第1回 チームで成果を上げるために大切な要素とは 青島未佳氏 産学連携機構九州 総合研究部門 部門長
先行きが不透明で、人材も働き方も多様化する時代に突入している。そんな変化の多い時代でも、間違いなく言えることは、業績を上げるには「チーム力」が欠かせないということだ。
今連載では、九州大学と九州大学TLOが行ったフィールドリサーチを基に、パフォーマンスの高いチームづくりについて、全4回にわたりお届けする。
●暗黙知は通用しない
どのような組織であれ、大半はチームで仕事をしており、チームワークがうまく機能しなければ高い成果を上げられないことは明白だ。

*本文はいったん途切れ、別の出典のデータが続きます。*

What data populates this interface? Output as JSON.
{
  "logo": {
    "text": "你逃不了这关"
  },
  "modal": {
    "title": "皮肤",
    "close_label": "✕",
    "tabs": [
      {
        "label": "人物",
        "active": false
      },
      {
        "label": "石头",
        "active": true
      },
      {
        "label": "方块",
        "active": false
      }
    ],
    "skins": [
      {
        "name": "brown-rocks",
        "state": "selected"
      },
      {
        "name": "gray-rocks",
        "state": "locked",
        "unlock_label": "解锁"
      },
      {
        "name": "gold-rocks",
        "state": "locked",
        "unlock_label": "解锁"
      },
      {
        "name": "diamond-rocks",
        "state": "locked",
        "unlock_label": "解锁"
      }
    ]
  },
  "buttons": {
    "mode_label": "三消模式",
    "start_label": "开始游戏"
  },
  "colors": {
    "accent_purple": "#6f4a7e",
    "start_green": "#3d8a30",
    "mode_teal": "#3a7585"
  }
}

かつて世界から称賛され、米国の企業などでも取り入れられてきた「日本的経営」の特徴のひとつは、チームワークである。だが、1990 年代に成果主義・個人主義の潮流を迎えると、日本企業の中でもチームの業績より個人の業績や成果を高めることを優先する傾向が強まり、“チームワーク”や“チームの力”が注目されることは少なくなった。
今はVUCA※の時代といわれ、グローバル化やM&A、少子高齢化の加速、労働市場の流動化など企業や組織を取り巻く環境はますます変化している。そんな中、多様な人材の活躍を推進するためには、日本流の同調主義的なチームワークや“言わなくても分かるだろう”といった暗黙知ベースのマネジメントスタイルは通用しない。トップダウンで決めた方針を現場が粛々と実行するのではなく、現場レベルでさまざまなアイデアを出し、改善・改革を自ら進めていく、そんなチームワークやチームマネジメントのスタイルが求められるのではないか。
このような課題認識の下、九州大学と九州大学TLOでは、10 社(約500組織・計4500人)にわたるフィールドリサーチを通じて、高業績を上げているチーム(高業績チーム)とそうでないチームにどのような違いがあるのか、高業績チームをつくるためには、どのようなマネジメントが必要なのか、という問いに対して、データ分析における解析とインタビューを基に、その答えを明らかにした。
※Volatility(変動性)、Uncertainty(不確実性)、Complexity(複雑性)、Ambiguity(曖昧性)のこと。
[注]本研究で対象としているチームは、1チーム・3~ 20人程度で構成される目的を同じくした集合体であり、会社・事業部という組織単位ではないことを前提としている。
●高業績チームの4つの機能
本研究の結果、高業績チームには、①コミュニケーション(心理的安全)、②目標共有(ビジョン)、③相互協力(コラボレーション)、④チーム学習(ラーニングオーガニゼーション)の4つの機能が備わっていることが判明した(図1)。
ここで特筆したいことは、チームにこの4つの機能を備えるには、段階があるということだ。チームづくりは家づくりと同じで、どんなに上物がよくとも土台がしっかりしていないとすぐに崩れてしまう。その土台となるのが、①コミュニケーションである。高い成果を上げるチームには、土台となるコミュニケーションの基盤がきちんとできているのである。これはパス解析※という統計手法を用いて各要素を分析した結果からも明らかになっている(図2)。
※各要素間の因果関係を見つけ出す統計解析手法のこと。「相関分析」の場合、因果関係は不明だが、「パス解析」を行うことによって、どちらの要素が原因なのかを推定することが可能となる。